Optimisation is not an IT project. It also varies from TQM, LEAN and Six Sigma because differences and by-products can be valuable allies in some circumstances.
Given the frequent use of the word "optimisation" in companies, it's not surprising that optimisation is generally mis-understood by most people in an organisation.
For example, those who don't understand Optimsiation often view it as just another IT project, when it is in fact a business and process re-engineering project with a necessary degree of change management as well. True, Optimisation often uses computers and may involve programming, but therein ends the similarity with a traditional IT project. A typical IT project begins by specifying the output or end results. Next a firm set of requirements and a design plan are developed. From there, it is on to a sequential process of development, testing, modifications and rollout - sticking to the detailed project plan created at the onset of the project. Applicaiton programming and selection of off-the-shelf program modules are common in IT projects. Rarely do such projects involve true R&D.
In contrast, optimisation projects tend to be far more fluid and creative. Most do not lend themselves to off-the-shelf software solutions and require constant R&D, scenario testing and process re-engineering to find and embed the "optimal way" into an organisation and it's culture. With Optimisation, you must not only generate a good decision, but also generate the decision and answer quickly. If a user has to wait days for an answer, the optimised solution and process will never be accepted. Because of these unique characteristics, optimisation projects often need to be managed outside the traditional IT chain-of-command.
Optimisation uses IT tools and software to re-engineer core processes and outcomes.

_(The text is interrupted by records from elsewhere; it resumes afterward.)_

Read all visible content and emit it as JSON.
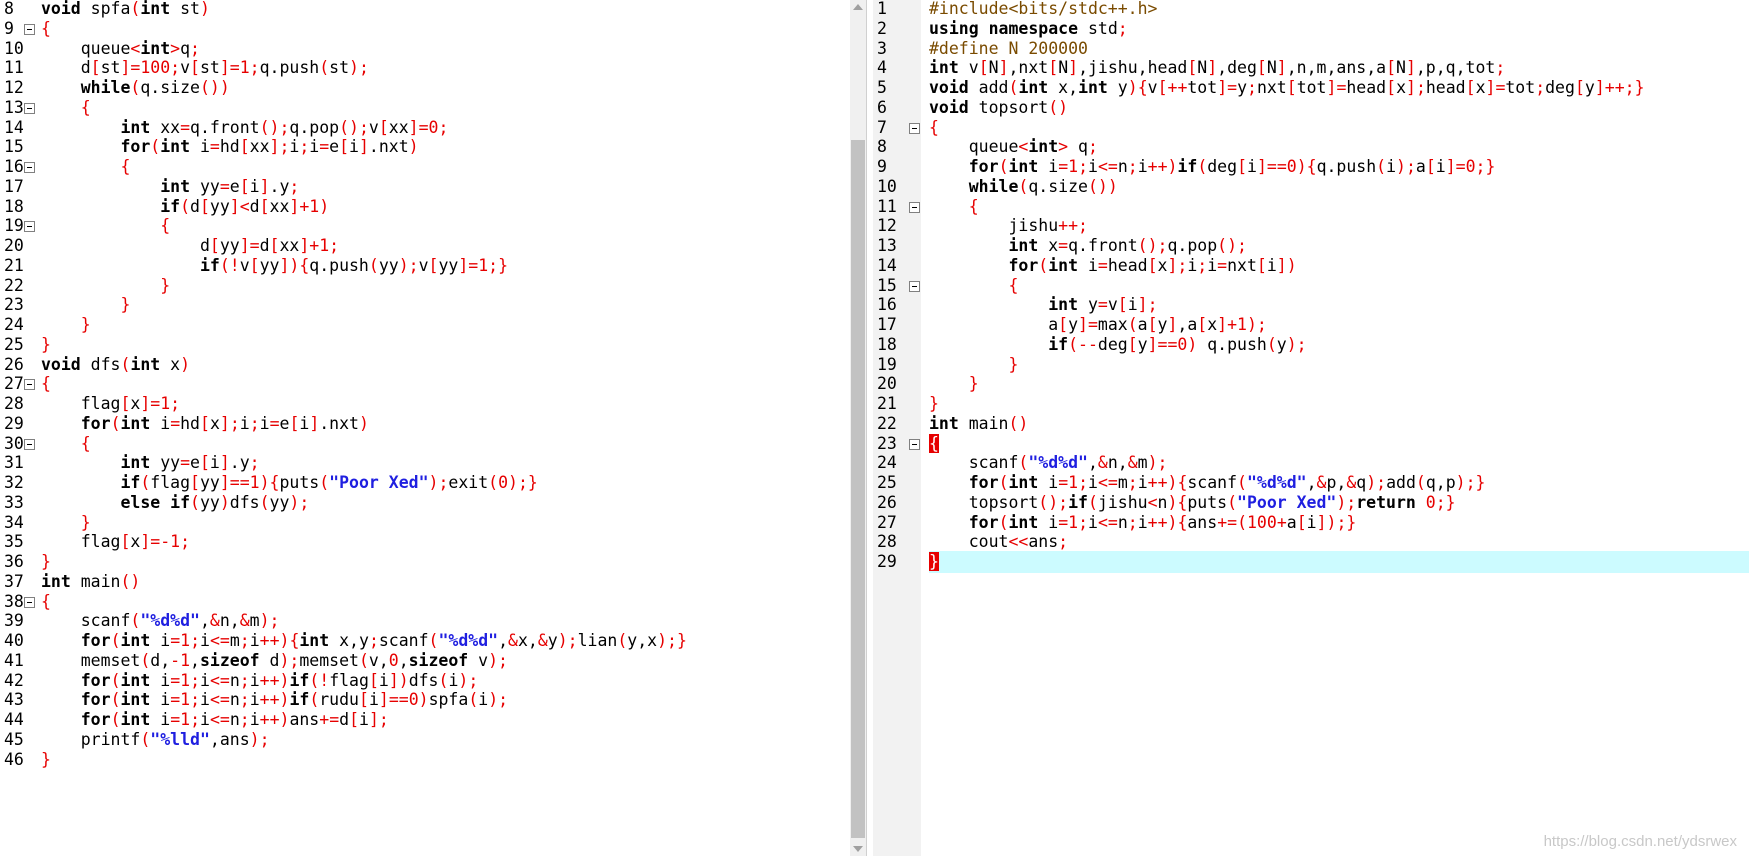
{
  "left_editor": {
    "lines": [
      {
        "n": "8",
        "t": "void spfa(int st)"
      },
      {
        "n": "9",
        "t": "{"
      },
      {
        "n": "10",
        "t": "    queue<int>q;"
      },
      {
        "n": "11",
        "t": "    d[st]=100;v[st]=1;q.push(st);"
      },
      {
        "n": "12",
        "t": "    while(q.size())"
      },
      {
        "n": "13",
        "t": "    {"
      },
      {
        "n": "14",
        "t": "        int xx=q.front();q.pop();v[xx]=0;"
      },
      {
        "n": "15",
        "t": "        for(int i=hd[xx];i;i=e[i].nxt)"
      },
      {
        "n": "16",
        "t": "        {"
      },
      {
        "n": "17",
        "t": "            int yy=e[i].y;"
      },
      {
        "n": "18",
        "t": "            if(d[yy]<d[xx]+1)"
      },
      {
        "n": "19",
        "t": "            {"
      },
      {
        "n": "20",
        "t": "                d[yy]=d[xx]+1;"
      },
      {
        "n": "21",
        "t": "                if(!v[yy]){q.push(yy);v[yy]=1;}"
      },
      {
        "n": "22",
        "t": "            }"
      },
      {
        "n": "23",
        "t": "        }"
      },
      {
        "n": "24",
        "t": "    }"
      },
      {
        "n": "25",
        "t": "}"
      },
      {
        "n": "26",
        "t": "void dfs(int x)"
      },
      {
        "n": "27",
        "t": "{"
      },
      {
        "n": "28",
        "t": "    flag[x]=1;"
      },
      {
        "n": "29",
        "t": "    for(int i=hd[x];i;i=e[i].nxt)"
      },
      {
        "n": "30",
        "t": "    {"
      },
      {
        "n": "31",
        "t": "        int yy=e[i].y;"
      },
      {
        "n": "32",
        "t": "        if(flag[yy]==1){puts(\"Poor Xed\");exit(0);}"
      },
      {
        "n": "33",
        "t": "        else if(yy)dfs(yy);"
      },
      {
        "n": "34",
        "t": "    }"
      },
      {
        "n": "35",
        "t": "    flag[x]=-1;"
      },
      {
        "n": "36",
        "t": "}"
      },
      {
        "n": "37",
        "t": "int main()"
      },
      {
        "n": "38",
        "t": "{"
      },
      {
        "n": "39",
        "t": "    scanf(\"%d%d\",&n,&m);"
      },
      {
        "n": "40",
        "t": "    for(int i=1;i<=m;i++){int x,y;scanf(\"%d%d\",&x,&y);lian(y,x);}"
      },
      {
        "n": "41",
        "t": "    memset(d,-1,sizeof d);memset(v,0,sizeof v);"
      },
      {
        "n": "42",
        "t": "    for(int i=1;i<=n;i++)if(!flag[i])dfs(i);"
      },
      {
        "n": "43",
        "t": "    for(int i=1;i<=n;i++)if(rudu[i]==0)spfa(i);"
      },
      {
        "n": "44",
        "t": "    for(int i=1;i<=n;i++)ans+=d[i];"
      },
      {
        "n": "45",
        "t": "    printf(\"%lld\",ans);"
      },
      {
        "n": "46",
        "t": "}"
      }
    ]
  },
  "right_editor": {
    "lines": [
      {
        "n": "1",
        "t": "#include<bits/stdc++.h>"
      },
      {
        "n": "2",
        "t": "using namespace std;"
      },
      {
        "n": "3",
        "t": "#define N 200000"
      },
      {
        "n": "4",
        "t": "int v[N],nxt[N],jishu,head[N],deg[N],n,m,ans,a[N],p,q,tot;"
      },
      {
        "n": "5",
        "t": "void add(int x,int y){v[++tot]=y;nxt[tot]=head[x];head[x]=tot;deg[y]++;}"
      },
      {
        "n": "6",
        "t": "void topsort()"
      },
      {
        "n": "7",
        "t": "{"
      },
      {
        "n": "8",
        "t": "    queue<int> q;"
      },
      {
        "n": "9",
        "t": "    for(int i=1;i<=n;i++)if(deg[i]==0){q.push(i);a[i]=0;}"
      },
      {
        "n": "10",
        "t": "    while(q.size())"
      },
      {
        "n": "11",
        "t": "    {"
      },
      {
        "n": "12",
        "t": "        jishu++;"
      },
      {
        "n": "13",
        "t": "        int x=q.front();q.pop();"
      },
      {
        "n": "14",
        "t": "        for(int i=head[x];i;i=nxt[i])"
      },
      {
        "n": "15",
        "t": "        {"
      },
      {
        "n": "16",
        "t": "            int y=v[i];"
      },
      {
        "n": "17",
        "t": "            a[y]=max(a[y],a[x]+1);"
      },
      {
        "n": "18",
        "t": "            if(--deg[y]==0) q.push(y);"
      },
      {
        "n": "19",
        "t": "        }"
      },
      {
        "n": "20",
        "t": "    }"
      },
      {
        "n": "21",
        "t": "}"
      },
      {
        "n": "22",
        "t": "int main()"
      },
      {
        "n": "23",
        "t": "{"
      },
      {
        "n": "24",
        "t": "    scanf(\"%d%d\",&n,&m);"
      },
      {
        "n": "25",
        "t": "    for(int i=1;i<=m;i++){scanf(\"%d%d\",&p,&q);add(q,p);}"
      },
      {
        "n": "26",
        "t": "    topsort();if(jishu<n){puts(\"Poor Xed\");return 0;}"
      },
      {
        "n": "27",
        "t": "    for(int i=1;i<=n;i++){ans+=(100+a[i]);}"
      },
      {
        "n": "28",
        "t": "    cout<<ans;"
      },
      {
        "n": "29",
        "t": "}"
      }
    ]
  },
  "watermark": "https://blog.csdn.net/ydsrwex",
  "colors": {
    "operator": "#e60000",
    "string": "#1f1fe0",
    "current_line": "#ccfbff",
    "matched_brace": "#e60000"
  }
}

Optimisation projects are also distinct from other performance improvement initiatives. For example, few programs have improved the quality and culture of commerce as much as Total Quality Management (TQM), LEAN Production and Six Sigma. All three focus on reducing the cost of product defects. Measures are put in place to support and eliminate deviations from the standard. The resulting uniformity reduces the costs of scrap, rework and returns. Underlying all such initiatives is the belief that "differences are our enemy." the challenge: ferret them out and eliminate them.
Optimisation is based on the opposite premise. Optimsers say, "Differences can be our friends. Rather than presenting us with challenges, they may well offer us opportunities, so let's explore." Optimisers develop ways to measure deviations from the standard in products and services with an eye toward uncovering different situational needs and tailoring unique responses. This reflects the optimsers bias toward adding value.
Take for example a quarry rock crushing facility. Rock is crushed into different sized dimensions in order for it to be sold to customers. While TQM, LEAN and Six Sigma will do a great job of reducing waste or product defects, and may always produce the correct size, in the correct volumes; they fail to consider the value that by-products such as dust, or by networking quarries together (for logistical cost reasons) may have on the entire profitability curve. Optimisation looks at the entire picture, including production, waste, transport, networking, by-products and sequencing to deliver an even higher value outcome.
Optimisation provides benefits and value that TQM, LEAN or Six Sigma sometimes don't even consider in their calculations.